Il s’agit de l’affaire dans l’affaire. En renvoyant Jean-Pierre Bemba et les quatre autres suspects en procès, la chambre préliminaire II de la CPI confirme les charges d’atteintes à l’administration de la justice à l’encontre de Jean-Pierre Bemba, de son avocat Aimé Kilolo Musamba, et du député du Mouvement de libération du Congo (MLC) Fidèle Babala, ainsi que des deux autres suspects : Jean-Jacques Mangenda Kabongo et Narcisse Arido. En d’autres termes, des accusations de tentatives de la subornation de témoins.
Fidèle Babala Wandu et ses co-accusés Aimé Kilolo Musamba et Narcisse Arido venaient d’être libérés de la garde de la Cour pénale internationale, fin octobre. Les accusés auraient donné de l’argent et des instructions à certains témoins afin qu'ils produisent de faux témoignages, auraient produit des éléments de preuves faux ou falsifiés et présentés eux-mêmes de faux témoignages dans la salle d’audience.

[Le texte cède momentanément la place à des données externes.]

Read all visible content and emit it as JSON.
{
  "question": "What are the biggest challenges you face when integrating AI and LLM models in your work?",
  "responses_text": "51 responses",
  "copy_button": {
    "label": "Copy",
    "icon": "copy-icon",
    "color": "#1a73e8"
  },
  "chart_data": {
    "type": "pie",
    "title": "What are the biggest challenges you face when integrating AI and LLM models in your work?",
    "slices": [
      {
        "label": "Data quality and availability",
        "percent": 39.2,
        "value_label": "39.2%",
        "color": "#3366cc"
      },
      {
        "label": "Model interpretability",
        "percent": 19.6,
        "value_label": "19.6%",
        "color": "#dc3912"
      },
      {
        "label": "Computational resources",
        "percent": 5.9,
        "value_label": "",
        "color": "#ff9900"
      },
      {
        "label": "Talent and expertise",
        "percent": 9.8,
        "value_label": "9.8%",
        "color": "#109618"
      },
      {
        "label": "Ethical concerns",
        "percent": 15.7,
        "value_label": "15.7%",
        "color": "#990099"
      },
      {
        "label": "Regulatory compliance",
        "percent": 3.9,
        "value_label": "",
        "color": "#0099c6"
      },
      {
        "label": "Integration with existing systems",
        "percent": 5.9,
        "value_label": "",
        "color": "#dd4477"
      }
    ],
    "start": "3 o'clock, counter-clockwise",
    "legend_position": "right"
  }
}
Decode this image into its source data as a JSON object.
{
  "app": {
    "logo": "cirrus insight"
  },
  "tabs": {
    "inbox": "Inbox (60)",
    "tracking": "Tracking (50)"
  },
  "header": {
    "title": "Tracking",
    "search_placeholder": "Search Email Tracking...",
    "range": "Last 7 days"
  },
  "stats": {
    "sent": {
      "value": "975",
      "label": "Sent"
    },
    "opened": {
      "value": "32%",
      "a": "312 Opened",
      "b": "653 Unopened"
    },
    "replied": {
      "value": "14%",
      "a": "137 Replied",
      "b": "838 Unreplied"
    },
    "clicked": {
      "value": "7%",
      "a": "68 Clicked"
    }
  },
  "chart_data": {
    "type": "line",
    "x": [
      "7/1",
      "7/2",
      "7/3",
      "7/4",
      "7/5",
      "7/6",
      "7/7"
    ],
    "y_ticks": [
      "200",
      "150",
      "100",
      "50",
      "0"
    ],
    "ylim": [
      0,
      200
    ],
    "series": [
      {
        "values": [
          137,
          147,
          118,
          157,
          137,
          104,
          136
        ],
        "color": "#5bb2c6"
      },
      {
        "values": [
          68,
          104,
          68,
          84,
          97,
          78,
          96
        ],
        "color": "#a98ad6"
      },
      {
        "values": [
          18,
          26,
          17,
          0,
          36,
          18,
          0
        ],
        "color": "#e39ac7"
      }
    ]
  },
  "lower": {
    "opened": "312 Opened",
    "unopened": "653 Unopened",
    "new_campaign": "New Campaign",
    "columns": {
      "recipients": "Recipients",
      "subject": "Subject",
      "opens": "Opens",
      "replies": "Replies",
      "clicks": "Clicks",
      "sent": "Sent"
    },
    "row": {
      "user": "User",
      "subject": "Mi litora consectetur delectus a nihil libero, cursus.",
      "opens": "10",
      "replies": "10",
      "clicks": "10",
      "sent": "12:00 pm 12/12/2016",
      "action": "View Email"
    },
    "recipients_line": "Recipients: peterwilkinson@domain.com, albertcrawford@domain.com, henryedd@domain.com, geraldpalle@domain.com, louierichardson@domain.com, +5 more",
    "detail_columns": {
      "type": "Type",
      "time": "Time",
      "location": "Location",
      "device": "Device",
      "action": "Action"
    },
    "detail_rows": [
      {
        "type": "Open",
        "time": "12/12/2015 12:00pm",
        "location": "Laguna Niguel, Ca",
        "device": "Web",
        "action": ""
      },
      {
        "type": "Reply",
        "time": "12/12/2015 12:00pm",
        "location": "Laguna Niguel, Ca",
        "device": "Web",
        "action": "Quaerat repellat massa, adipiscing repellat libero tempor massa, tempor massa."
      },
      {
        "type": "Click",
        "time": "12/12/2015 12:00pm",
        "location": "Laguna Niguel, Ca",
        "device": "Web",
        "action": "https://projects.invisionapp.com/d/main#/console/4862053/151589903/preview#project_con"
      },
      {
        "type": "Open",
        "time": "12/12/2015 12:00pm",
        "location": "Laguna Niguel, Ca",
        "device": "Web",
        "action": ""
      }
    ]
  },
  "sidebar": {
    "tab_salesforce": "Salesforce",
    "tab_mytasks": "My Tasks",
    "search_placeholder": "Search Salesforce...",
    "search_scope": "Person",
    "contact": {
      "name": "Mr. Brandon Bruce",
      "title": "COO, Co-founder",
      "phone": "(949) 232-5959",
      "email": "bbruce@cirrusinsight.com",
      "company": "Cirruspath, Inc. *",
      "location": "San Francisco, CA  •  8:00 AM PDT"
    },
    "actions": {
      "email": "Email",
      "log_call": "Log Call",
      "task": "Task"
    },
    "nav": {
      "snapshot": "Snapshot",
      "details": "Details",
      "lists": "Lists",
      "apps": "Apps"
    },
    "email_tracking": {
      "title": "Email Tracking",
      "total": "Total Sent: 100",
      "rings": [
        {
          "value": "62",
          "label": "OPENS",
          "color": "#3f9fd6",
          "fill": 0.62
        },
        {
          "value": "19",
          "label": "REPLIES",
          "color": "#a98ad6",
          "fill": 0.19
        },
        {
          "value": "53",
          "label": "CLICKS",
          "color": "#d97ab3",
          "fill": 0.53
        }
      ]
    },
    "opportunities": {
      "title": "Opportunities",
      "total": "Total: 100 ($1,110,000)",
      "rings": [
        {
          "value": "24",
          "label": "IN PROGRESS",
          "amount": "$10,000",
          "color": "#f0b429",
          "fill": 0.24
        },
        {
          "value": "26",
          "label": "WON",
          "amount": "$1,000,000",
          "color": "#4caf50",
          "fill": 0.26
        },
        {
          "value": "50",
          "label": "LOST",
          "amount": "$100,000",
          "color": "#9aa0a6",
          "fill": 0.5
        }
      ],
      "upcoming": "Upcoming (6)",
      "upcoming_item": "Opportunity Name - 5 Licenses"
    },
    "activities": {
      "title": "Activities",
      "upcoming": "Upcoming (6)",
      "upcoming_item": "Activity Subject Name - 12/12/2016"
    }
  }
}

Un procès long et critiqué
Ces infractions auraient été commises entre la fin de 2011 et le 14 novembre 2013 dans divers lieux par divers moyens, selon l’accusation. L’accusation et la défense ont encore possibilité d'interjeter l'appel, après quoi la présidence de la CPI constituera une chambre de première instance en temps utile, qui sera en charge du procès.
Cette décision intervient à la veille de la dernière étape du procès Bemba à La Haye. C’est, en effet, ces 12 et 13 novembre qu’auront lieu les dernières plaidoiries et réquisitoires avant le verdict des juges, dans ce procès entamé en 2010.
Les accusations de subornation de témoins ont été l’un des rebondissements les plus saillants d’un long procès. Les crimes jugés auraient été commis en Centrafrique en 2002-2003 et l'accusé a été arrêté en 2008, ce qui fait de ce procès l'un des premiers de la CPI, le troisième exactement, et l'un des plus longs, souvent critiqué.
Pour les victimes, cette dernière étape ne peut être qu’un soulagement, douze ans après les faits. Pour les proches de Jean-Pierre Bemba et de son parti, le MLC, c’est la fin d’un procès à rebondissements entamé en novembre 2010, après son arrestation en 2008 à Bruxelles et l’audience de confirmation des charges en 2009.
Un procès à valeur d’exemple
Cinq charges de crimes de guerre et crimes contre l’humanité sont retenues, dont meurtres, viols et pillages, commis par les troupes de son mouvement - plus de 1 500 hommes - venues de RDC soutenir le président Ange-Félix Patassé en Centrafrique, contre la rébellion de François Bozizé, entre octobre 2002 et mars 2003.
Impliquant 40 témoignages de victimes, ce procès a valeur d’exemple à plusieurs niveaux : d’abord pour la reconnaissance du viol comme crime de guerre, ensuite parce que l’opposant congolais est une figure politique majeure, parce que plus de 750 demandes de participation de personnes ont été acceptées parmi les 2 500 victimes, enfin parce qu’il s’agit du premier procès de la CPI jugeant les crimes d’un chef rebelle commis dans un pays voisin. Le jugement sera prononcé « en temps voulu », selon la CPI, de toute évidence pas avant 2015.